Friendliness of the health care provider is a common concern in the literature relating to migrant women seeking reproductive health care services.2,3,5,9 It is not unusual for migrants to be stigmatized by health care providers, and this is certainly the case for beer promoters, some of whom also work in the sex industry.8,9 Friendliness is valued because it equates with nonstigmatizing, sympathetic health care providers. In addition to positive attitudes, like women everywhere, migrant women want their health care providers to have good knowledge and skills. Clearly, this cohort was happy with the skill set of their health providers because most were comfortable being treated for STIs or receiving abortion advice.
Confidentiality is another factor that is valued by migrant women receiving health care services. The design of the institution needs to allow for private spaces to share confidential information; otherwise, even the best intentions of health care providers will not be sufficient. Finally, waiting times of more than 2 hours can be prohibitive to good care: women may not be willing to wait, particularly if they have work obligations to meet. Waiting times should be addressed by provision of more staff to treat clients during the busy periods.
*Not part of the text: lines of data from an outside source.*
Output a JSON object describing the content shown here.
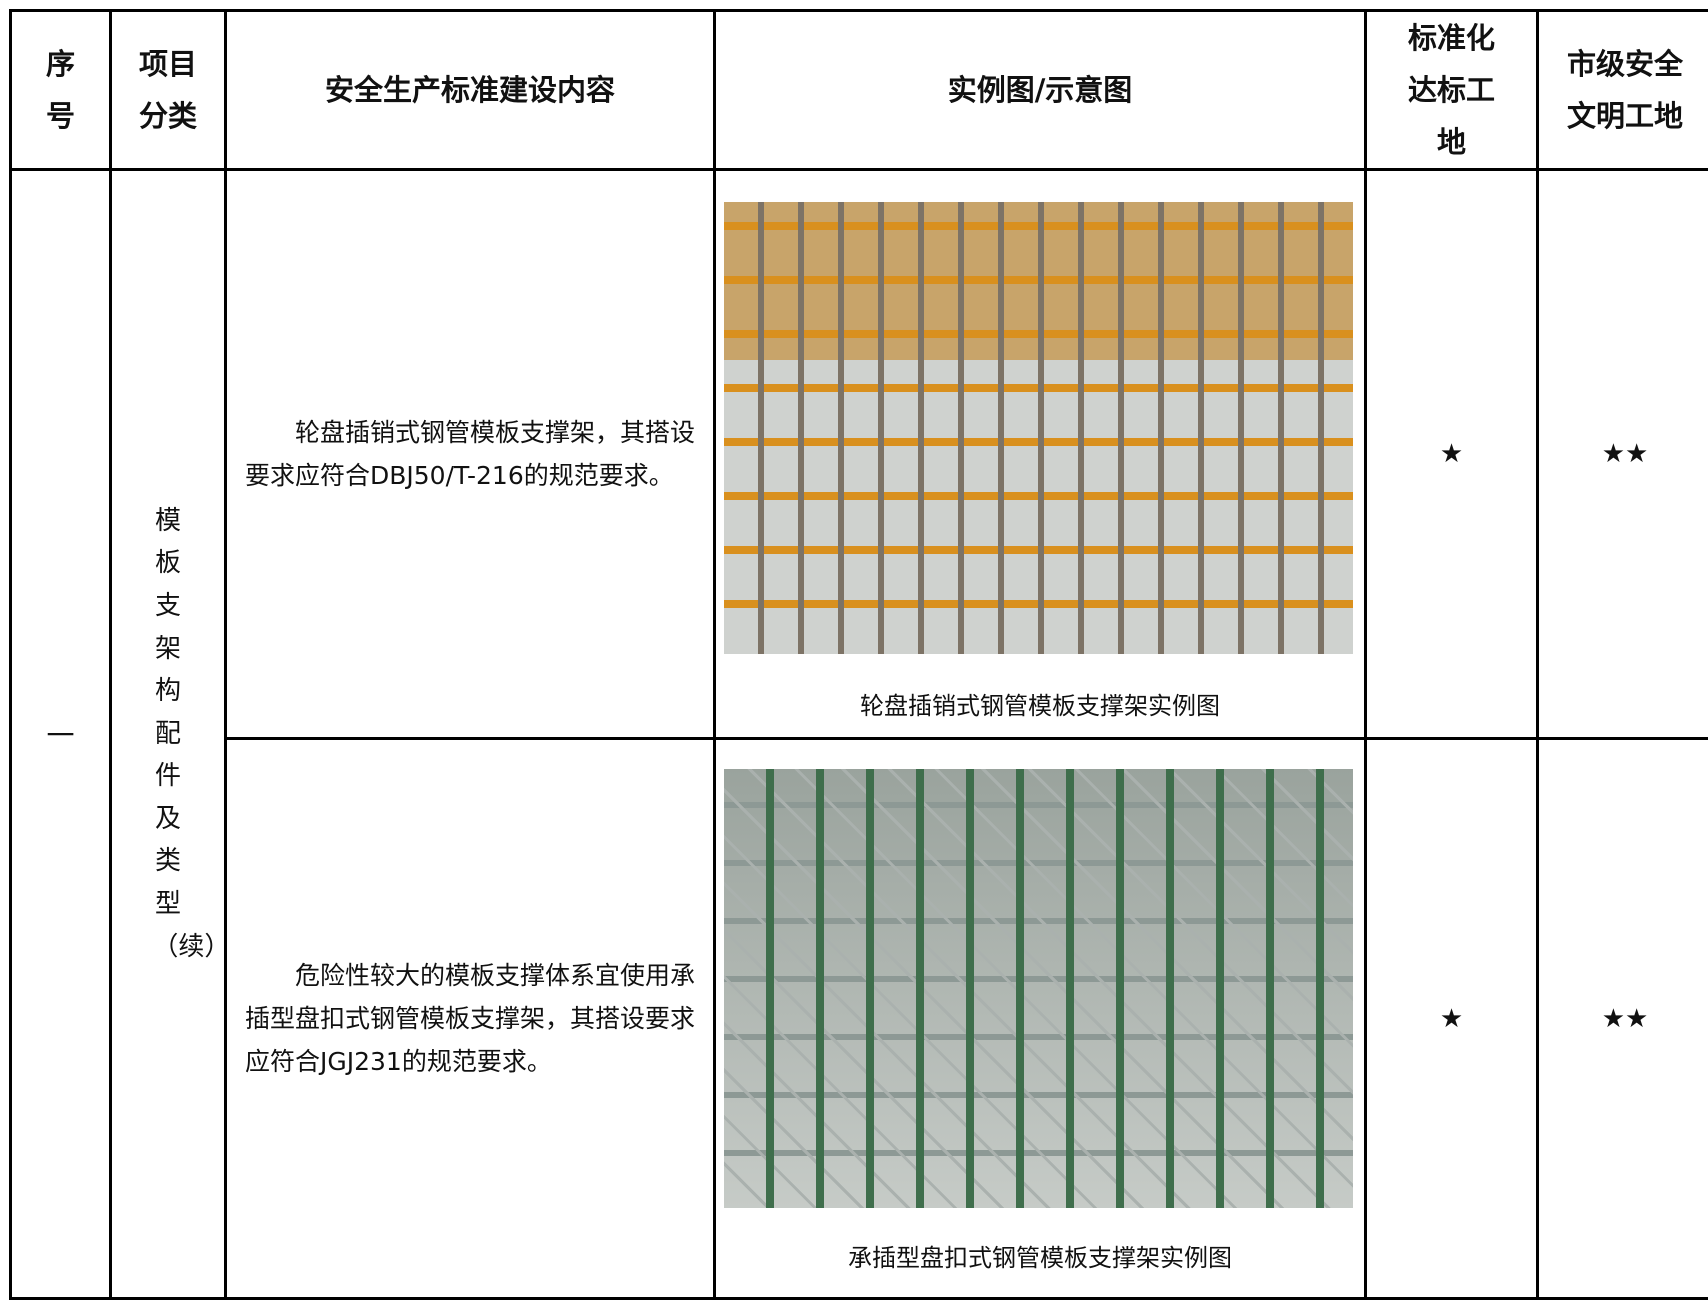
{
  "table": {
    "header": [
      "序号",
      "项目分类",
      "安全生产标准建设内容",
      "实例图/示意图",
      "标准化达标工地",
      "市级安全文明工地"
    ],
    "number": "一",
    "category": "模板支架构配件及类型（续）",
    "rows": [
      {
        "content": "轮盘插销式钢管模板支撑架，其搭设要求应符合DBJ50/T-216的规范要求。",
        "caption": "轮盘插销式钢管模板支撑架实例图",
        "standard": "★",
        "city": "★★"
      },
      {
        "content": "危险性较大的模板支撑体系宜使用承插型盘扣式钢管模板支撑架，其搭设要求应符合JGJ231的规范要求。",
        "caption": "承插型盘扣式钢管模板支撑架实例图",
        "standard": "★",
        "city": "★★"
      }
    ]
  }
}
Cost of health care services, location of health care institution, and friendliness of staff are all important factors to beer promoters seeking reproductive health care services. These women also value confidentiality, health care providers with good knowledge and skills, and short waiting times. Health care planners and providers, both in government and in the NGO sector, should take note of these findings. This research demonstrates that although popular health care institutions are providing access for migrant women to receive reproductive health care services, there is still room for improvement, even in these popular institutions.
This research was only possible through the cooperation of many individuals. We would like to acknowledge the contributions of our research coordinator, Ms Mora Gibbings and our coinvestigator Dr Bunnak Poch in Cambodia. We also acknowledge the research managers and research assistants in various countries: Mr Heng Tola, Ms Pa Sotheary, Ms Sot Kalyan, Mr Lor Monirith, and Ms Reach Phallin in Cambodia; Mrs Luck Bounmixay, Ms Lathsamy Phounthongsy, and Ms Nouandy Vongphackdy in Laos; Lieutenant Colonel Hatairat Kaoaiemm, Ms Korrawa Yodmai, Ms Pimrada Jaruboot, and Ms Passorn Sukriwanas in Thailand; and Ms Nguyen Phuong Hien, Ms Duong Thi Hoa, and Ms Pham Thi Minh Huyen in Vietnam. We also wish to thank the staff and health care institutions who participated in the research as well as the beer promoters who took the time to participate in the survey. Thanks to Ms Jackie Schulz of the Elizabeth Bruyere Research Institute for administrative support and Ms Monica Prince for statistical analysis.
The author disclosed receipt of the following financial support for the research, authorship, and/or publication of this article: This research was funded by the Canadian Institutes of Health Research. Additional funds were provided by the Canada Research Chair Program under the administration of the University of Ottawa.
Declaration of Conflicting Interests
The author declared no potential conflicts of interest with respect to the research, authorship, and/or publication of this article.